突発性ヴァンパイア・ガール!


放課後になって、私、亜美、侑也の3人で、侑也の歓迎会をすることになった。


言い出したのは、亜美だった。


お店や喫茶店ではあまり長居することができないからと、近くのコンビニでお菓子やジュースを買って、私の家に集まることになった。

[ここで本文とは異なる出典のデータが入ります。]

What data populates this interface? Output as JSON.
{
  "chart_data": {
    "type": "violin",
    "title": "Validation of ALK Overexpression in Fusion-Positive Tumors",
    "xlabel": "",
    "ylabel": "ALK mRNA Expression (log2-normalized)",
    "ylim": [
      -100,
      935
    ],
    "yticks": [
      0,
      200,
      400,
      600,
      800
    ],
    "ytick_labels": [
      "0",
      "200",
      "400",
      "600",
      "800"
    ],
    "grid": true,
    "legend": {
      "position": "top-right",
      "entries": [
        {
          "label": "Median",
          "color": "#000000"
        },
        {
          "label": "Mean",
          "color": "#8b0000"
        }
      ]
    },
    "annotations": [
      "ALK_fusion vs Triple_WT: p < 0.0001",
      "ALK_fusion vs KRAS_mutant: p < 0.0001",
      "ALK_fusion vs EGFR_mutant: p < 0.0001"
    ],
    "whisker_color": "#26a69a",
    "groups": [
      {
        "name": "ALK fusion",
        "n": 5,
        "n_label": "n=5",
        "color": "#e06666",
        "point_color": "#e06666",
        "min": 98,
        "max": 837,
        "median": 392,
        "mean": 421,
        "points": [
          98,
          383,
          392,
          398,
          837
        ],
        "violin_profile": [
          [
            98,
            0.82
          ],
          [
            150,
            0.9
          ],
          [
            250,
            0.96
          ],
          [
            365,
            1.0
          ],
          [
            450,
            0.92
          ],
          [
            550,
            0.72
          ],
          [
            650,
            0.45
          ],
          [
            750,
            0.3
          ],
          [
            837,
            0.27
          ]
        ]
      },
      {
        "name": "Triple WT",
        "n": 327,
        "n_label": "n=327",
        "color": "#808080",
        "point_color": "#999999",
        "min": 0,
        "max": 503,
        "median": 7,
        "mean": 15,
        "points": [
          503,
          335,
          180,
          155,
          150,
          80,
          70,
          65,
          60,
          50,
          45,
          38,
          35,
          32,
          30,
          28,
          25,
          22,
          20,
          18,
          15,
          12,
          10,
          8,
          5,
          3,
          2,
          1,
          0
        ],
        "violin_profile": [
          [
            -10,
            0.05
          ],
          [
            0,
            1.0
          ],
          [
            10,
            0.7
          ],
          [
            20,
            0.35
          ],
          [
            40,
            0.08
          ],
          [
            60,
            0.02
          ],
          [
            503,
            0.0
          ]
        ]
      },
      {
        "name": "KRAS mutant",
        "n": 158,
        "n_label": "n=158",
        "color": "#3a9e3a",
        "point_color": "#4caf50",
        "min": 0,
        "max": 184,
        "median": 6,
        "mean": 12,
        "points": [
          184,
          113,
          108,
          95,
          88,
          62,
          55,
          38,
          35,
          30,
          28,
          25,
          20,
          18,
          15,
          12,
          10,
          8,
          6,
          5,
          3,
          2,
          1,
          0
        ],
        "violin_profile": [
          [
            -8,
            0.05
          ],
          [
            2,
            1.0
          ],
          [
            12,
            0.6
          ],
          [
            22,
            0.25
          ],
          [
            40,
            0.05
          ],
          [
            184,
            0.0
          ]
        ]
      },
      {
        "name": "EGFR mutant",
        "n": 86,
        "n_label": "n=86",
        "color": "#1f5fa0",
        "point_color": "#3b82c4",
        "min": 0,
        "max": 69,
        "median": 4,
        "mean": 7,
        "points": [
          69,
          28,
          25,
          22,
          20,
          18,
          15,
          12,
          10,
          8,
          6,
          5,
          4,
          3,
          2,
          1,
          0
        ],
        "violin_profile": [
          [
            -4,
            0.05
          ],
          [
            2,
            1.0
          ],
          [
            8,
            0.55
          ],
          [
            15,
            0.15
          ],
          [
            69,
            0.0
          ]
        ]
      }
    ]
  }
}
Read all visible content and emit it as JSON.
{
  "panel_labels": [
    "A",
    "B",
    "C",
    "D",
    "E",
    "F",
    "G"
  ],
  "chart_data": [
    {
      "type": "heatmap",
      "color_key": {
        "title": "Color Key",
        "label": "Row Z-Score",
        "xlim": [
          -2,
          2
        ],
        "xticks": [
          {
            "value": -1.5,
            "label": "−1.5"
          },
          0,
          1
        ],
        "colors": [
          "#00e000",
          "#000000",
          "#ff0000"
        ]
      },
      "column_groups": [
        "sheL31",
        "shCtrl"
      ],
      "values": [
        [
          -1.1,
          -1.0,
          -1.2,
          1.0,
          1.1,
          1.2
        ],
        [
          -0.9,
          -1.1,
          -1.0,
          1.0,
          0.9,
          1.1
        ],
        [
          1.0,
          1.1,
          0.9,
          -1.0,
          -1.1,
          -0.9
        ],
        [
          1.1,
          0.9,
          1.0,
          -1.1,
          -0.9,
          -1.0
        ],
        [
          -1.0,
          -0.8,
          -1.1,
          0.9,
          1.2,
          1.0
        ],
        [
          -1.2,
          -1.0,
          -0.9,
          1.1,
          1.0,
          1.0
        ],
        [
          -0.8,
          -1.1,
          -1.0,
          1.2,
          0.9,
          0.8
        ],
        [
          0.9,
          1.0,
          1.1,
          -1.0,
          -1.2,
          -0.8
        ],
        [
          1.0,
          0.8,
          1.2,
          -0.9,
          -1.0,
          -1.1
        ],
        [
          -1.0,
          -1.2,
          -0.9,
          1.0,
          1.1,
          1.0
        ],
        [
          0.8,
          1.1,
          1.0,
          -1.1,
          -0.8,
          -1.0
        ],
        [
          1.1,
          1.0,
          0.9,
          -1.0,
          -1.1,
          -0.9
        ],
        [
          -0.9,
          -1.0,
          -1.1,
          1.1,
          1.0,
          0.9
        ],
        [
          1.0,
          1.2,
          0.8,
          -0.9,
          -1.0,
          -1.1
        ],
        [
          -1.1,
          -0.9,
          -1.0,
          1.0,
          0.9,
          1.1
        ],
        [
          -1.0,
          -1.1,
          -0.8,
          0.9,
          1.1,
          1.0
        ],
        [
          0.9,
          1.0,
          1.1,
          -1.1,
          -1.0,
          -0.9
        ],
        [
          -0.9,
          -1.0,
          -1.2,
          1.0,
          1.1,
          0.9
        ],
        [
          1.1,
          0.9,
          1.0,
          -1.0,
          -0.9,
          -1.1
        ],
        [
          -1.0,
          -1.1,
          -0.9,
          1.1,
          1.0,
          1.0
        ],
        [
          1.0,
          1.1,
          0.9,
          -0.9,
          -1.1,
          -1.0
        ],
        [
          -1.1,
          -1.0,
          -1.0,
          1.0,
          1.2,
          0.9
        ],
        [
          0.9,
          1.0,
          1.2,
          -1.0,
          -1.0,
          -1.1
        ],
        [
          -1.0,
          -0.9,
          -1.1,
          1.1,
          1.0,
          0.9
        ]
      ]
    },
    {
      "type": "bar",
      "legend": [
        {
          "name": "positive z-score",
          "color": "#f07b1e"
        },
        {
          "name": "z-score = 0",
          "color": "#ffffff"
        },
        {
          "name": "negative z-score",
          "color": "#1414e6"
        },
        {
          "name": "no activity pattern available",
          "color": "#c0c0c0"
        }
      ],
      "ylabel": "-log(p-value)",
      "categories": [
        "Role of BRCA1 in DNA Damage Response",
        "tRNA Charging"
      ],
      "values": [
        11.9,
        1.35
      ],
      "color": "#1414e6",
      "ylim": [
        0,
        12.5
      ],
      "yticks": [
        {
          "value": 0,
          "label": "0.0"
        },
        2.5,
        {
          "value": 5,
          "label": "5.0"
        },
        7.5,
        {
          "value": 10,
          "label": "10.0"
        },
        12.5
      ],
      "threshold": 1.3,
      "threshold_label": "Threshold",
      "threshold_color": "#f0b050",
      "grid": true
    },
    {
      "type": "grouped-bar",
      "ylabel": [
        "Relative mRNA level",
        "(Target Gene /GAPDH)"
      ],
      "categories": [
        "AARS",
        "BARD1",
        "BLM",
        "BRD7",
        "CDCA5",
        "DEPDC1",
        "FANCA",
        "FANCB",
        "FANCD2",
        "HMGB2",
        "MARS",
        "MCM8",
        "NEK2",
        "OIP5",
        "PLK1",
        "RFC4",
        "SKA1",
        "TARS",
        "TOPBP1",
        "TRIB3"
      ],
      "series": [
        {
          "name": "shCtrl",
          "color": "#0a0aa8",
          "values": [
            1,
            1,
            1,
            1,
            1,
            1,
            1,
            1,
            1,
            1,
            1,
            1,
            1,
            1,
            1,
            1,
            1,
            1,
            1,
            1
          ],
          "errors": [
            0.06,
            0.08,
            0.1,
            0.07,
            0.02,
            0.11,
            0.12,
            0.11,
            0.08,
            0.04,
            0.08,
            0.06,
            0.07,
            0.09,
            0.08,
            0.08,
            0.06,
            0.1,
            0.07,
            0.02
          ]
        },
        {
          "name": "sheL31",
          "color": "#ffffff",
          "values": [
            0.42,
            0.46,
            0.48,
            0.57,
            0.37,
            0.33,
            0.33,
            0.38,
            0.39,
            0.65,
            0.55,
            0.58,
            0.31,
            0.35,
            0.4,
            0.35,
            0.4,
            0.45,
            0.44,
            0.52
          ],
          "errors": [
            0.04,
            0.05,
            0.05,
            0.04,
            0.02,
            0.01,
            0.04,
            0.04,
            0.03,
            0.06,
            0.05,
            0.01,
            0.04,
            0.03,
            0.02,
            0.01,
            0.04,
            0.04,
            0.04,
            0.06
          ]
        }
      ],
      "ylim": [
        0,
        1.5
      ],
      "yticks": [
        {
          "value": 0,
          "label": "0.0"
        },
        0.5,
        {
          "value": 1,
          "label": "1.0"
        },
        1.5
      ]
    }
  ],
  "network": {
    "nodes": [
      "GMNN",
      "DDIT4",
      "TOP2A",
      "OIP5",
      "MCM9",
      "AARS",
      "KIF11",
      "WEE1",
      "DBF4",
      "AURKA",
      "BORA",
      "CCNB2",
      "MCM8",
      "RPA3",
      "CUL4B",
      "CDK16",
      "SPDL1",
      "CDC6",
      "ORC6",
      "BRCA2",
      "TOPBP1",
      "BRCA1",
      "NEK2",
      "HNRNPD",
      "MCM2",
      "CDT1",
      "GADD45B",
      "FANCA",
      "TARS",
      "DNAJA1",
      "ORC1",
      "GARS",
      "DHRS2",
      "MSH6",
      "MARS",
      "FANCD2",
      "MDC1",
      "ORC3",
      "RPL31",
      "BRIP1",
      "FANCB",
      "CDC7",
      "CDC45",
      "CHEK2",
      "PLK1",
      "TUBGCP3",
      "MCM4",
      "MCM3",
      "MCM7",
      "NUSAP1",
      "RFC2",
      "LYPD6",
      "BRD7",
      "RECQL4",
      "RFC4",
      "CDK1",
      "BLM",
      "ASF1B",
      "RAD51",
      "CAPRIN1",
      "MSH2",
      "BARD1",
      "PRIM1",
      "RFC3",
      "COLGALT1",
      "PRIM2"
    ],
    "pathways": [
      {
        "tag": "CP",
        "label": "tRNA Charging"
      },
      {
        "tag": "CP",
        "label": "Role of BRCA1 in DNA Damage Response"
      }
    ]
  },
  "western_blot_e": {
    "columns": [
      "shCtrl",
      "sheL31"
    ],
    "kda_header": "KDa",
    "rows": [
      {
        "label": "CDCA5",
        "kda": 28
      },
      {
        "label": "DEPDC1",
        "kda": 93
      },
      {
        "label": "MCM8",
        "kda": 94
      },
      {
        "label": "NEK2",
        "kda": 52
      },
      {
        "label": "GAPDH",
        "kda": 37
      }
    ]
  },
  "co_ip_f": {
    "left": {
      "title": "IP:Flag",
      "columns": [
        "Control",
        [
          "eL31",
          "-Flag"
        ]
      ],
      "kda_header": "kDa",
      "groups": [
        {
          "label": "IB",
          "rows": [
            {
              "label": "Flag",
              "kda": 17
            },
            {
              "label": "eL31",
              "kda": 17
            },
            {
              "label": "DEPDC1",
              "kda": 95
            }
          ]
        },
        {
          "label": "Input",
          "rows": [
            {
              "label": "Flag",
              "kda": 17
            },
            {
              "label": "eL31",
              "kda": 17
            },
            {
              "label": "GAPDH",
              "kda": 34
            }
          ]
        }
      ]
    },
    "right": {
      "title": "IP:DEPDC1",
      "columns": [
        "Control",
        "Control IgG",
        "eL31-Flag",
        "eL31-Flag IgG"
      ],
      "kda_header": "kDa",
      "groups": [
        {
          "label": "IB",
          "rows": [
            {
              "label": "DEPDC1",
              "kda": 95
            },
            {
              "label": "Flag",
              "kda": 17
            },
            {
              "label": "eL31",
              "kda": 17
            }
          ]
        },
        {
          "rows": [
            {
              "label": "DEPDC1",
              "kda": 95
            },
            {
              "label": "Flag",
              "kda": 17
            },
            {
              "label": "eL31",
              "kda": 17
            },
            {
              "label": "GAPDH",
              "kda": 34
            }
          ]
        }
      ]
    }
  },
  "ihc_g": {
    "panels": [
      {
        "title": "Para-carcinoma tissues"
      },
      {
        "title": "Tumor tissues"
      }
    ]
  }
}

「ごめんなさい、うらら。私が言い出したのに、うららのお家にお邪魔することになって」


「謝らないで。亜美は下宿してるんだし、亜美の家に集まれないのは仕方ないよ」


亜美は高校入学と同時に一人暮らしを始めている。


そういうことから亜美はしっかり者になったのかもしれない。


申し訳ない、という顔をする亜美に笑ってみせた。


「それに今日は侑也の歓迎会だよ?そんな暗い顔をしないの。ね?」


そういうとようやく亜美は「ありがとう」と言って思い詰めたような顔をやめた。


「それより、侑也、ごめんね」


「ん?」


「今日の主役は侑也なのに、荷物持ちなんてさせちゃって」


コンビニのレジで私が支払いを済ませると、侑也がその荷物を持ってくれた。

何事もないように、当然のことのように。


「大したことじゃないよ。それに僕は代金を払っていないんだ、これくらいはしないとね」


「お金のことは、後で割り勘って決まったんだから気にすることないのに」


「じゃあ、うららもこのことは気にしないで。こういうことは男の仕事だから」


ね、と微笑まれてしまったら、何も言えなくて。

言葉が詰まった。


「2人とも、私のこと忘れてない?」


ムスっとした声が聞こえてハッとすると、亜美だった。


「もう。侑也ったら、うららが可愛いからって私がいること忘れないでくれないかしら?」


「大丈夫。忘れてないよ、亜美」


「本当かしら?」と疑いの目を向ける亜美を優しい言葉で慰める侑也。


何気ないその会話に、私はドキドキしていた。

だって、侑也、さっき、否定しなかった。


『うららが可愛いからって』


その部分を、否定しなかった。


侑也は優しいひとだから、絶対に、女の子に向かって可愛くないなんて言わないと思うけど。


それでも、嬉しかった。


否定しなかったことが、イコール肯定だとは思っていない。


だけど、否定されなかったことが、嬉しかった。